Прочитав это, я прямо ахнул. Ну и, конечно, ни на секунду не усомнился, что это — работа редактора. И при первом же моем визите к Николаю Николаевичу поделился с ним этой своей уверенностью. Не стал даже расспрашивать его, как было дело и почему он уступил грубой силе. Просто выразил ему свое сочувствие, ну и, конечно, не отказал себе в удовольствии сказать все, что я думаю о дубине-редакторе, у которого хватило ума так оскопить живое, горячее стихотворение.
Вспомнил при этом ходившее тогда bon mot Эренбурга. Когда он с возмущением отозвался о редакторских купюрах, сделанных, если память мне не изменяет, в повести Хемингуэя «Старик и море» (она печаталась в «Иностранной литературе», где Эренбург был членом редколлегии), кто-то из редакционных работников, оправдываясь, сказал:
— Илья Григорьевич, да стоит ли об этом говорить! Ведь мы только в одном месте вырезали только один маленький кусочек!
— А разве вы не знаете, — ответил Эренбург, — что если у мужчины в одном месте вырезать один маленький кусочек, он перестает быть мужчиной?
Говорю я все это Николаю Николаевичу и вдруг чувствую, что все эти мои эмоции, вся эта ехидная моя ирония не вызывают у него никакого сочувствия. Скорее даже наоборот. И постепенно начинаю понимать, что это ОН САМ, без всякого редакторского давления, по собственной, так сказать, инициативе изменил, отредактировал эти свои старые строки.

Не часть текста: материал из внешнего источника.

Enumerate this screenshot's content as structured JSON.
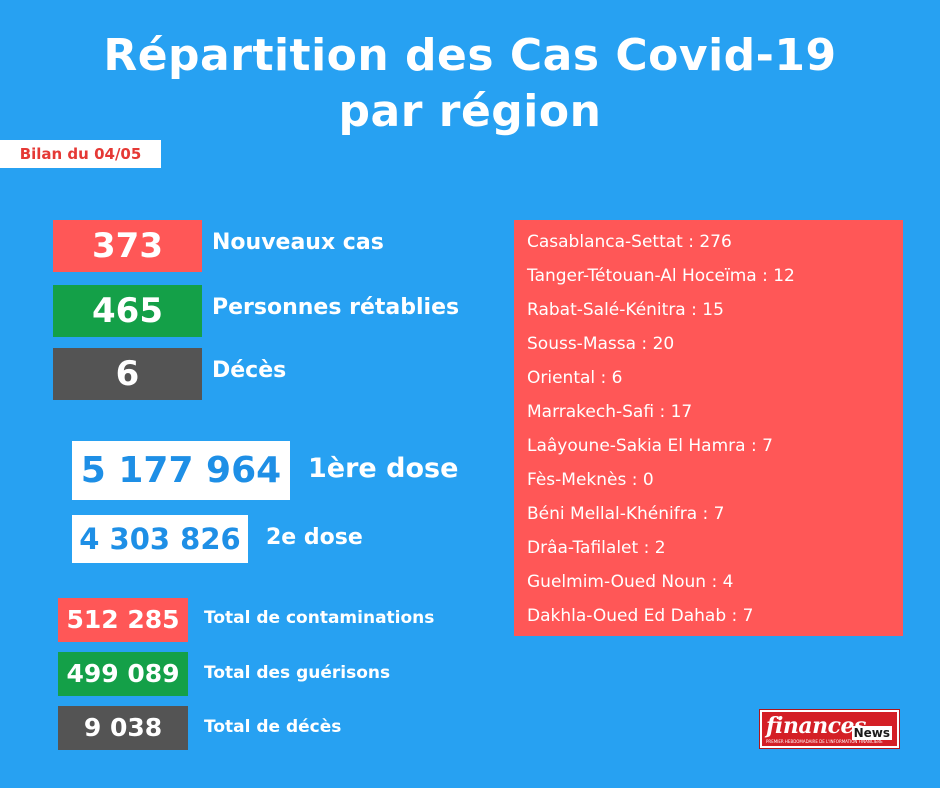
{
  "title": {
    "line1": "Répartition des Cas Covid-19",
    "line2": "par région"
  },
  "bilan": "Bilan du 04/05",
  "daily": {
    "new_cases": {
      "value": "373",
      "label": "Nouveaux cas"
    },
    "recovered": {
      "value": "465",
      "label": "Personnes rétablies"
    },
    "deaths": {
      "value": "6",
      "label": "Décès"
    }
  },
  "vaccination": {
    "dose1": {
      "value": "5 177 964",
      "label": "1ère dose"
    },
    "dose2": {
      "value": "4 303 826",
      "label": "2e dose"
    }
  },
  "totals": {
    "contaminations": {
      "value": "512 285",
      "label": "Total de contaminations"
    },
    "recoveries": {
      "value": "499 089",
      "label": "Total des guérisons"
    },
    "deaths": {
      "value": "9 038",
      "label": "Total de décès"
    }
  },
  "regions": [
    "Casablanca-Settat : 276",
    "Tanger-Tétouan-Al Hoceïma : 12",
    "Rabat-Salé-Kénitra : 15",
    "Souss-Massa : 20",
    "Oriental : 6",
    "Marrakech-Safi : 17",
    "Laâyoune-Sakia El Hamra : 7",
    "Fès-Meknès : 0",
    "Béni Mellal-Khénifra : 7",
    "Drâa-Tafilalet : 2",
    "Guelmim-Oued Noun : 4",
    "Dakhla-Oued Ed Dahab : 7"
  ],
  "logo": {
    "word": "finances",
    "news": "News",
    "tagline": "PREMIER HEBDOMADAIRE DE L'INFORMATION FINANCIÈRE"
  },
  "colors": {
    "background": "#27a1f2",
    "red": "#ff5757",
    "green": "#14a048",
    "gray": "#545454",
    "white": "#ffffff"
  }
}
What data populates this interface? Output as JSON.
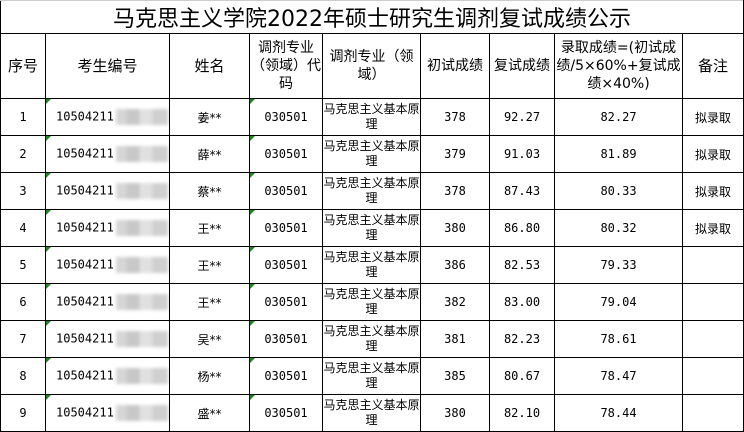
{
  "title": "马克思主义学院2022年硕士研究生调剂复试成绩公示",
  "headers": [
    "序号",
    "考生编号",
    "姓名",
    "调剂专业（领域）代码",
    "调剂专业（领域）",
    "初试成绩",
    "复试成绩",
    "录取成绩=(初试成绩/5×60%+复试成绩×40%)",
    "备注"
  ],
  "rows": [
    {
      "no": "1",
      "id": "10504211",
      "name": "姜**",
      "code": "030501",
      "major": "马克思主义基本原理",
      "initial": "378",
      "retest": "92.27",
      "final": "82.27",
      "note": "拟录取"
    },
    {
      "no": "2",
      "id": "10504211",
      "name": "薛**",
      "code": "030501",
      "major": "马克思主义基本原理",
      "initial": "379",
      "retest": "91.03",
      "final": "81.89",
      "note": "拟录取"
    },
    {
      "no": "3",
      "id": "10504211",
      "name": "蔡**",
      "code": "030501",
      "major": "马克思主义基本原理",
      "initial": "378",
      "retest": "87.43",
      "final": "80.33",
      "note": "拟录取"
    },
    {
      "no": "4",
      "id": "10504211",
      "name": "王**",
      "code": "030501",
      "major": "马克思主义基本原理",
      "initial": "380",
      "retest": "86.80",
      "final": "80.32",
      "note": "拟录取"
    },
    {
      "no": "5",
      "id": "10504211",
      "name": "王**",
      "code": "030501",
      "major": "马克思主义基本原理",
      "initial": "386",
      "retest": "82.53",
      "final": "79.33",
      "note": ""
    },
    {
      "no": "6",
      "id": "10504211",
      "name": "王**",
      "code": "030501",
      "major": "马克思主义基本原理",
      "initial": "382",
      "retest": "83.00",
      "final": "79.04",
      "note": ""
    },
    {
      "no": "7",
      "id": "10504211",
      "name": "吴**",
      "code": "030501",
      "major": "马克思主义基本原理",
      "initial": "381",
      "retest": "82.23",
      "final": "78.61",
      "note": ""
    },
    {
      "no": "8",
      "id": "10504211",
      "name": "杨**",
      "code": "030501",
      "major": "马克思主义基本原理",
      "initial": "385",
      "retest": "80.67",
      "final": "78.47",
      "note": ""
    },
    {
      "no": "9",
      "id": "10504211",
      "name": "盛**",
      "code": "030501",
      "major": "马克思主义基本原理",
      "initial": "380",
      "retest": "82.10",
      "final": "78.44",
      "note": ""
    }
  ]
}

Когда это до меня дошло, я прямо ахнул:
— Да как же вы могли!
И в ответ услышал:
— Зачем исправил?.. Да как вам сказать… Я ведь и сам уже старик, что ж я буду на стариков помои лить… Говорите, хуже стало?.. Ну, не знаю. Зато правильнее…
В своей статье я этот пример редакторского идиотизма все-таки сохранил. Во-первых, жаль было расставаться с такой находкой. А во-вторых, в глубине души я все-таки не поверил Николаю Николаевичу. Да и какая разница, под нажимом реального редактора изувечил он свои стихи или тут сработал «внутренний редактор»?
— Позвонил мне сегодня Баскаков, — во время какого-то очередного моего визита сообщил он.
Это было еще до того, как Баскаков стал заместителем министра — точнее, председателя Комитета — кинематографии. Когда он еще работал в ЦК. У «Дяди Мити», наверно.
— Да? — без особого интереса спросил я. — И что же он от вас хотел?
— Да ничего не хотел. Проявлял внимание. «Николай Никола-аич! Как ваше драгоценное?.. Какие ваши творческие планы?» «Да вот, — говорю, — пишу поэму о Сталине». «Замечательно! — говорит. — Пишите, Николай Николаич, пишите!» «Да? — говорю. — А как мне его трактовать?»
И тут Асеев посмотрел на меня с хитрецой, словно бы говоря: «Я тоже мальчик тертый, меня голыми руками не возьмешь!»
Тут интереса у меня прибавилось.
— Ну-ну? И что он вам на это ответил?
— Рассыпался мелким бисером: «Николай Никола-аич! Пишите так, как подсказывает вам ваше сердце!» А?.. Хорош гусь?.. Я напишу, как подсказывает мне сердце, а они меня потом…
И тут он сделал такой жест, словно откручивает голову цыпленку.
Я поначалу было подумал, что это сатира, жало которой нацелено на «Старую площадь». Может быть, не на Баскакова, и даже не на «Дядю Митю», а куда-нибудь повыше — чуть ли не на самого Хрущева. Но, внимательно поглядев на Николая Николаевича, на озабоченное, слегка даже растерянное его лицо, вдруг ясно увидел, что он и не думает ни над кем насмешничать, а искренне недоволен тем, что Руководящий Товарищ не хочет — а может быть, даже и не может — дать ему вполне ясные и определенные указания насчет того, как и кого надлежит нынче трактовать.
К чему я вдруг вспомнил все это? Уж не к тому ли, чтобы взвалить на Маяковского вину еще и за Асеева?
Разве можно упрекать его за то, что писал, говорил и делал ближайший его друг и соратник через тридцать лет после его смерти?
Вообще-то можно.
Ведь это он — личным примером — научил соратника на голой технике выполнять любой социальный заказ, то есть ПИСАТЬ, ЧТО ВЕЛЯТ, и — мало того! — ХОТЕТЬ, ЧТОБЫ ЕМУ ВЕЛЕЛИ!
Но вспомнил я про те, давнишние мои встречи и разговоры с Асеевым не для того, чтобы взвешивать меру вины Маяковского — или, скажем мягче, — меру его ответственности за поступки соратника.